Minggu, 10 Juni 2012

Hilangnya Pendidikan Berbasis Kejujuran

Setidaknya itulah yang terasa sejak pekan lalu, hari-hari ini, dan dua pekan ke depan, ketika ujian nasional (UN) digelar dari tingkat SMU, SMP, dan SD. Selalu yang muncul ke permukaan adalah hal-hal yang merisaukan tentang tiadanya kejujuran dalam pendidikan.

Pendidikan semestinyalah berlandaskan kejujuran. Sebab, kejujuran itulah sebenarnya yang menjadi moral dasar proses belajar-mengajar. Tanpa moral semacam itu, maka pendidikan hanya ada pada angka-angka evaluasi anak didik; tanpa mempersoalkan apakah hakikat dari pendidikan berhasil atau tidak.

Padahal, angka-angka itu bisa dibuat. Ironisnya, kadang-kadang bisa dipesan. Itulah sebabnya, setiap penyelenggaraan UN, kita selalu berkutat pada persoalan yang menjadi lingkaran setan: sebuah proses evaluasi yang telah ternoda, berapa pun kadarnya.

Sebab apa? Sebab, kita lebih percaya pada angka-angka. Kita mengabaikan proses dasar sebenarnya. Kita tidak konsentrasi penuh pada proses pendidikan, pengajaran, atau pengasahan.

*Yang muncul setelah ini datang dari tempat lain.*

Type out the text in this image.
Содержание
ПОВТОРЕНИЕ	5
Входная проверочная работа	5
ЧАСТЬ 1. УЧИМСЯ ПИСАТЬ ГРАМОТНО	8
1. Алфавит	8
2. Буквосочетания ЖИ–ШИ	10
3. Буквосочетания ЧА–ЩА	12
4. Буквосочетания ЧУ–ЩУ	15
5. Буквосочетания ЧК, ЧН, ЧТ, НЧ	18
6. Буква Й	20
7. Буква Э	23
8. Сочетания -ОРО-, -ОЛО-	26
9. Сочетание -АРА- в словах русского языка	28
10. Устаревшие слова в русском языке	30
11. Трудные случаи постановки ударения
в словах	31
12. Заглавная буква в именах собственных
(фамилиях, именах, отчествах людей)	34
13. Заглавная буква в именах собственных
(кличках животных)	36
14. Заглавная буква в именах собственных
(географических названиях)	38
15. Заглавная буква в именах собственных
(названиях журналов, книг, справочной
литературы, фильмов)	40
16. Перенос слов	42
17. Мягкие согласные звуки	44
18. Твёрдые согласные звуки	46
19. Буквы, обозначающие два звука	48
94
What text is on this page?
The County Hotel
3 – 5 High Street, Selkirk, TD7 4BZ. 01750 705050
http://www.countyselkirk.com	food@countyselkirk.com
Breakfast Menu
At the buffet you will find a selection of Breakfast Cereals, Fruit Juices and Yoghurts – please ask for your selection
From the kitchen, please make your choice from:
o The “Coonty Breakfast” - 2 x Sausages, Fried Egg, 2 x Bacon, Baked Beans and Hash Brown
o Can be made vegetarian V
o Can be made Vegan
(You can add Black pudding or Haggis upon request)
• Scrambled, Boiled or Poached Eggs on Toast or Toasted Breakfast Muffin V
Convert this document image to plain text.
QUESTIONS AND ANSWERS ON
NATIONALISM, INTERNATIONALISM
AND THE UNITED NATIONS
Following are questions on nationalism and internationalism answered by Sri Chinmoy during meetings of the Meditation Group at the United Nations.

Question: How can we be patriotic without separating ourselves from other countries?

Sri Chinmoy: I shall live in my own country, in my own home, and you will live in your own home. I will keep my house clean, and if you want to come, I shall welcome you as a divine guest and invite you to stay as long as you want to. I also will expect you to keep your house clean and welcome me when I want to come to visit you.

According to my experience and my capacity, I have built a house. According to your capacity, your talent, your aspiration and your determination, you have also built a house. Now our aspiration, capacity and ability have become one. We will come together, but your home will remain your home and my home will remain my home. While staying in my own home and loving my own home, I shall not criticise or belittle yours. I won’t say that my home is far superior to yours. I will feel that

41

Sebuah sekolah begitu bangga bisa meluluskan siswanya 100%. Juga kabupaten/kota atau provinsi. Kebanyakan targetnya adalah kelulusan 100%, tetapi tidak diimbangi dengan upaya sejak awal bagaimana mencapai target tersebut.

Hal serupa juga merasuk kepada kalangan orang tua siswa. Bagi mereka, kelulusan adalah hal terpenting. Tak peduli bagaimana cara mencapainya. Yang penting adalah secarik kertas bernama tanda kelulusan, bukan hakikat dari kelulusan itu sendiri.

Maka, setiap kali penyelenggaraan UN, yang lebih mencuat adalah keculasan-keculasan. Ihwal kebocoran soal UN lah. Soal beredarnya jawaban lah. Soal pesan SMS berisikan jawaban yang entah dikirim dari mana lah.

Kebijakan pendidikan kita, melalui proses perbaikan yang dilakukan secara berkala, kita akui mengalami kemajuan yang signifikan. Adanya political will pemerintah memberikan anggaran terbesar untuk pendidikan, patut kita syukuri. Sekolah, terutama dari tingkat pendidikan dasar, sudah mencapai ke pelosok-pelosok desa.

Tetapi, tetap harus ada yang kita sarankan kepada pemerintah. Yakni, bagaimana pemerintah bersama stakeholder lainnya, mengembalikan kejujuran ke pendidikan. Bahwa pendidikan bukanlah semata-mata untuk mengejar angka pada kertas hasil evaluasi, melainkan adalah transformasi ilmu dari pendidik kepada anak didik. Itu lebih penting ketimbang angka evaluasi yang tinggi, tetapi dicapai dengan cara-cara yang tidak elok.

Jika paradigma pendidikan seperti itu, terutama berbasiskan kejujuran, sudah diterapkan dari hulu hingga hilir, kita yakin persoalan-persoalan yang selalu ramai setiap penyelenggaraan UN ini, takkan terjadi lagi. Kalaupun terjadi, yakinlah, tidak akan seriuh seperti saat ini.